ABRUPTO

31.5.03


GLOBOS DE OURO


Não sei se é a coisa mais natural do mundo que Herman José apresentasse os Globos de Ouro. Natural para a SIC., natural para o Herman, natural para todos os que o aplaudiram, natural para todos os que acham natural porque, que eu saiba, ninguém se estranhou. Eu explico, embora tenha a sensação que esta não é uma questão clear cut, nem que eu tenha a certeza de ter razão.

O Herman é sem sombra para dúvidas o melhor no âmbito da sua profissão e um homem que ficará na história do espectáculo português que ele revolucionou como poucos. Haverá antes e depois de Herman . Confrontado com a intimação para ir depor, fez declarações não só sensatas como rigorosas de como se deve proceder naquelas circunstâncias. Fê-lo racionalmente e sem perder a comoção individual, a preocupação, o medo interior, o sentido de perturbação da vida, que aquela grave adversidade lhe traria. As suas declarações deveriam ser matéria de estudo no PS, que na semana anterior perdeu todo o senso de como, sem perder a emoção, as obrigações de amizade e solidariedade, tudo o que for, se devem comportar os cidadãos face à justiça. Mesmo que suspeitem da sua iniquidade. As declarações de Herman podem e devem ser comparadas às do PS porque se fazem no terreno do “espaço público”, com figuras “públicas”.

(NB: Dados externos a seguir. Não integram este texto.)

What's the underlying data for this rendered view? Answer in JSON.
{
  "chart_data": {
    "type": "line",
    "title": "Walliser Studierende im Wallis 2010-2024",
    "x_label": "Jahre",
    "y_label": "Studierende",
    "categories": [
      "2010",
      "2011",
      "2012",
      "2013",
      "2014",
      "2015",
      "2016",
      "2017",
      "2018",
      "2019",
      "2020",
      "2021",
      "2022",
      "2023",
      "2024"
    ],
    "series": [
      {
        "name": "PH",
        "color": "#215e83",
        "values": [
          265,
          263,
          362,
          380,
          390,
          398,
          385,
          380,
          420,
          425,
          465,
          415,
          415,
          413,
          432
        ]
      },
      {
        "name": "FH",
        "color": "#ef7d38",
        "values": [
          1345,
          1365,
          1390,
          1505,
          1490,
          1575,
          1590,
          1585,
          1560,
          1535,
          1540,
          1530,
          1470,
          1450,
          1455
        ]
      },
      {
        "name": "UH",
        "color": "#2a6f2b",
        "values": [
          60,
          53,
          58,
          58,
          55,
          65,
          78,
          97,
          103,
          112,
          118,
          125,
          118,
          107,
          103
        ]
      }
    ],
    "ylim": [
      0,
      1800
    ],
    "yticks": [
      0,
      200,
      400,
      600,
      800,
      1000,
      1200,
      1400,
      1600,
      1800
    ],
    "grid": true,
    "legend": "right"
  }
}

Agora Herman foi constuído arguido num processo-crime. Nós sabemos que continua inocente até prova em contrário, mas se consideramos que o que se está a passar com os processos da Casa Pia é grave (e eu suspeito de há muito que a condição de espectacularidade de tudo isto tem como efeito banalizar a gravidade por muita retórica condenatória que se faça à mistura), não existe uma obrigação de decoro por parte da SIC, em primeiro lugar, e de Herman em seguida, nas suas aparições públicas? Eu não vi os Globos de Ouro porque estava em trânsito, senão veria, mas sei que Herman foi ovacionado de pé por parte da assistência. O que é que foi ovacionado? O artista? Não há inocência naquela ovação: foi o Herman arguido num processo-crime que recebeu as palmas e por aqui se percebe a enorme ambiguidade que vai perseguir os contactos de Herman com o público. Ele sabe disso e compreendo que subjectivamente queira o conforto dessas palmas. Mas a SIC, que tem tido um papel junto com o Expresso na fronda moralista, sai mal. Não porque o moralismo, hipócrita desde o primeiro minuto, fique sempre mal, mas porque desrespeitou os seus telespectadores colocando-os perante um dilema inaceitável.

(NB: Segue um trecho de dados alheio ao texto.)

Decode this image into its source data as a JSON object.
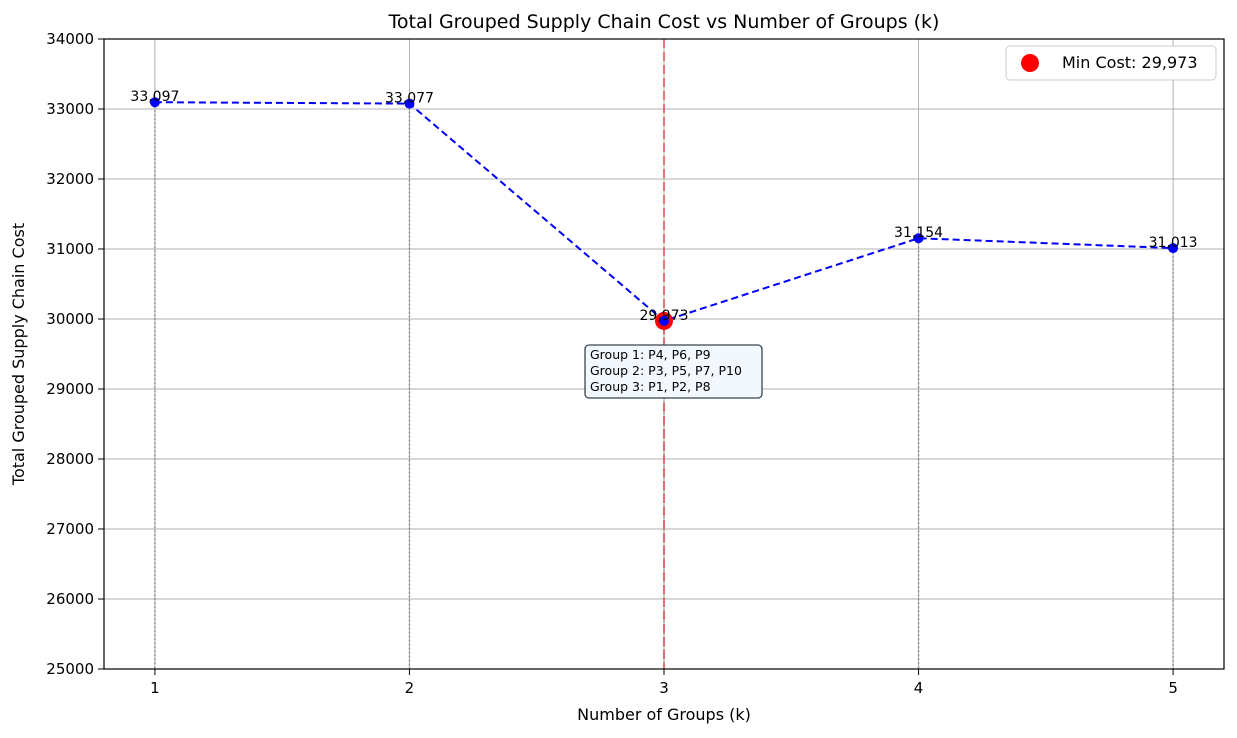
{
  "chart_data": {
    "type": "line",
    "title": "Total Grouped Supply Chain Cost vs Number of Groups (k)",
    "xlabel": "Number of Groups (k)",
    "ylabel": "Total Grouped Supply Chain Cost",
    "x": [
      1,
      2,
      3,
      4,
      5
    ],
    "y": [
      33097,
      33077,
      29973,
      31154,
      31013
    ],
    "point_labels": [
      "33,097",
      "33,077",
      "29,973",
      "31,154",
      "31,013"
    ],
    "xlim": [
      0.8,
      5.2
    ],
    "ylim": [
      25000,
      34000
    ],
    "xticks": [
      1,
      2,
      3,
      4,
      5
    ],
    "yticks": [
      25000,
      26000,
      27000,
      28000,
      29000,
      30000,
      31000,
      32000,
      33000,
      34000
    ],
    "grid": true,
    "line_style": "dashed",
    "line_color": "#0000ff",
    "min_point": {
      "x": 3,
      "y": 29973,
      "color": "#ff0000",
      "legend": "Min Cost: 29,973"
    },
    "min_marker_line_color": "#e8434a",
    "annotation": {
      "lines": [
        "Group 1: P4, P6, P9",
        "Group 2: P3, P5, P7, P10",
        "Group 3: P1, P2, P8"
      ]
    },
    "legend_position": "top-right"
  }
}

Falei de decoro. Sei que é uma atitude que não se usa muito nos dias de hoje. Mas decoro, reserva, uma certa retracção interior na sua exposição pública por parte de Herman seria mais consequente com o que ele disse antes de depor. A razão porque acho que o que digo não é preto no branco, tem a ver com outros considerandos que não se podem ignorar. Herman é um artista de espectáculo, logo trabalhar para ele é aparecer em público. Sei também que à volta dele existe um vasto conjunto de pessoas cujo emprego depende dele e com quem ele sente naturais obrigações. E, tendo em conta a morosidade dos processos em Portugal, o futuro de todas essas pessoas ficaria em risco. Tudo isso teria que ser ponderado.

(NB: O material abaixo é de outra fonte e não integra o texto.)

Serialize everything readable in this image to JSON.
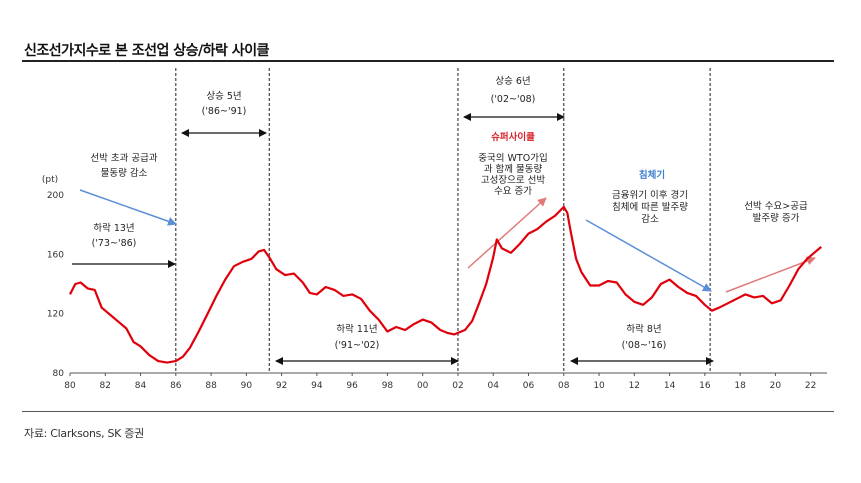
{
  "page": {
    "title": "신조선가지수로 본 조선업 상승/하락 사이클",
    "source": "자료: Clarksons, SK 증권"
  },
  "chart_data": {
    "type": "line",
    "unit_label": "(pt)",
    "xlim": [
      1980,
      2022.7
    ],
    "ylim": [
      80,
      200
    ],
    "yticks": [
      80,
      120,
      160,
      200
    ],
    "xticks": [
      {
        "v": 1980,
        "label": "80"
      },
      {
        "v": 1982,
        "label": "82"
      },
      {
        "v": 1984,
        "label": "84"
      },
      {
        "v": 1986,
        "label": "86"
      },
      {
        "v": 1988,
        "label": "88"
      },
      {
        "v": 1990,
        "label": "90"
      },
      {
        "v": 1992,
        "label": "92"
      },
      {
        "v": 1994,
        "label": "94"
      },
      {
        "v": 1996,
        "label": "96"
      },
      {
        "v": 1998,
        "label": "98"
      },
      {
        "v": 2000,
        "label": "00"
      },
      {
        "v": 2002,
        "label": "02"
      },
      {
        "v": 2004,
        "label": "04"
      },
      {
        "v": 2006,
        "label": "06"
      },
      {
        "v": 2008,
        "label": "08"
      },
      {
        "v": 2010,
        "label": "10"
      },
      {
        "v": 2012,
        "label": "12"
      },
      {
        "v": 2014,
        "label": "14"
      },
      {
        "v": 2016,
        "label": "16"
      },
      {
        "v": 2018,
        "label": "18"
      },
      {
        "v": 2020,
        "label": "20"
      },
      {
        "v": 2022,
        "label": "22"
      }
    ],
    "line_color": "#e0000b",
    "series": [
      {
        "x": [
          1980,
          1980.3,
          1980.6,
          1981,
          1981.4,
          1981.8,
          1982.3,
          1982.8,
          1983.2,
          1983.6,
          1984,
          1984.5,
          1985,
          1985.5,
          1986,
          1986.4,
          1986.8,
          1987.3,
          1987.8,
          1988.3,
          1988.8,
          1989.3,
          1989.8,
          1990.3,
          1990.7,
          1991,
          1991.3,
          1991.7,
          1992.2,
          1992.7,
          1993.2,
          1993.6,
          1994,
          1994.5,
          1995,
          1995.5,
          1996,
          1996.5,
          1997,
          1997.5,
          1998,
          1998.5,
          1999,
          1999.5,
          2000,
          2000.5,
          2001,
          2001.4,
          2001.8,
          2002,
          2002.4,
          2002.8,
          2003.2,
          2003.6,
          2004,
          2004.2,
          2004.5,
          2005,
          2005.5,
          2006,
          2006.5,
          2007,
          2007.5,
          2008,
          2008.2,
          2008.4,
          2008.7,
          2009,
          2009.5,
          2010,
          2010.5,
          2011,
          2011.5,
          2012,
          2012.5,
          2013,
          2013.5,
          2014,
          2014.5,
          2015,
          2015.5,
          2016,
          2016.4,
          2016.8,
          2017.3,
          2017.8,
          2018.3,
          2018.8,
          2019.3,
          2019.8,
          2020.3,
          2020.8,
          2021.3,
          2021.8,
          2022.2,
          2022.6
        ],
        "y": [
          133,
          140,
          141,
          137,
          136,
          124,
          119,
          114,
          110,
          101,
          98,
          92,
          88,
          87,
          88,
          91,
          97,
          108,
          120,
          132,
          143,
          152,
          155,
          157,
          162,
          163,
          158,
          150,
          146,
          147,
          141,
          134,
          133,
          138,
          136,
          132,
          133,
          130,
          122,
          116,
          108,
          111,
          109,
          113,
          116,
          114,
          109,
          107,
          106,
          107,
          109,
          115,
          127,
          140,
          158,
          170,
          164,
          161,
          167,
          174,
          177,
          182,
          186,
          192,
          188,
          175,
          157,
          148,
          139,
          139,
          142,
          141,
          133,
          128,
          126,
          131,
          140,
          143,
          138,
          134,
          132,
          126,
          122,
          124,
          127,
          130,
          133,
          131,
          132,
          127,
          129,
          139,
          150,
          157,
          161,
          165
        ]
      }
    ],
    "cycle_lines": [
      1986,
      1991.3,
      2002,
      2008,
      2016.3
    ],
    "cycle_annotations": [
      {
        "line1": "상승 5년",
        "line2": "('86~'91)"
      },
      {
        "line1": "하락 13년",
        "line2": "('73~'86)"
      },
      {
        "line1": "하락 11년",
        "line2": "('91~'02)"
      },
      {
        "line1": "상승 6년",
        "line2": "('02~'08)"
      },
      {
        "line1": "하락 8년",
        "line2": "('08~'16)"
      }
    ],
    "notes": {
      "oversupply": [
        "선박 초과 공급과",
        "물동량 감소"
      ],
      "super_cycle_title": "슈퍼사이클",
      "super_cycle": [
        "중국의 WTO가입",
        "과 함께 물동량",
        "고성장으로 선박",
        "수요 증가"
      ],
      "stagnation_title": "침체기",
      "stagnation": [
        "금융위기 이후 경기",
        "침체에 따른 발주량",
        "감소"
      ],
      "recovery": [
        "선박 수요>공급",
        "발주량 증가"
      ]
    }
  }
}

Mas o caso dos Globos de Ouro é diferente. Trata-se de um espectáculo excepcional, o mais importante da SIC cada ano. A hipótese de substituir Herman foi concerteza ponderada e este, se tivesse pensado bem, teria dito à SIC, desde que foi chamado a depor, que não estava em condições de fazer o espectáculo, mesmo que continuasse com os outros programas. Mas insisto, a atitude da SIC é que é ambígua. É um pouco o equivalente de, no dia em que um Secretário de Estado fosse constituído arguido num processo-crime, fosse nomeado para Ministro.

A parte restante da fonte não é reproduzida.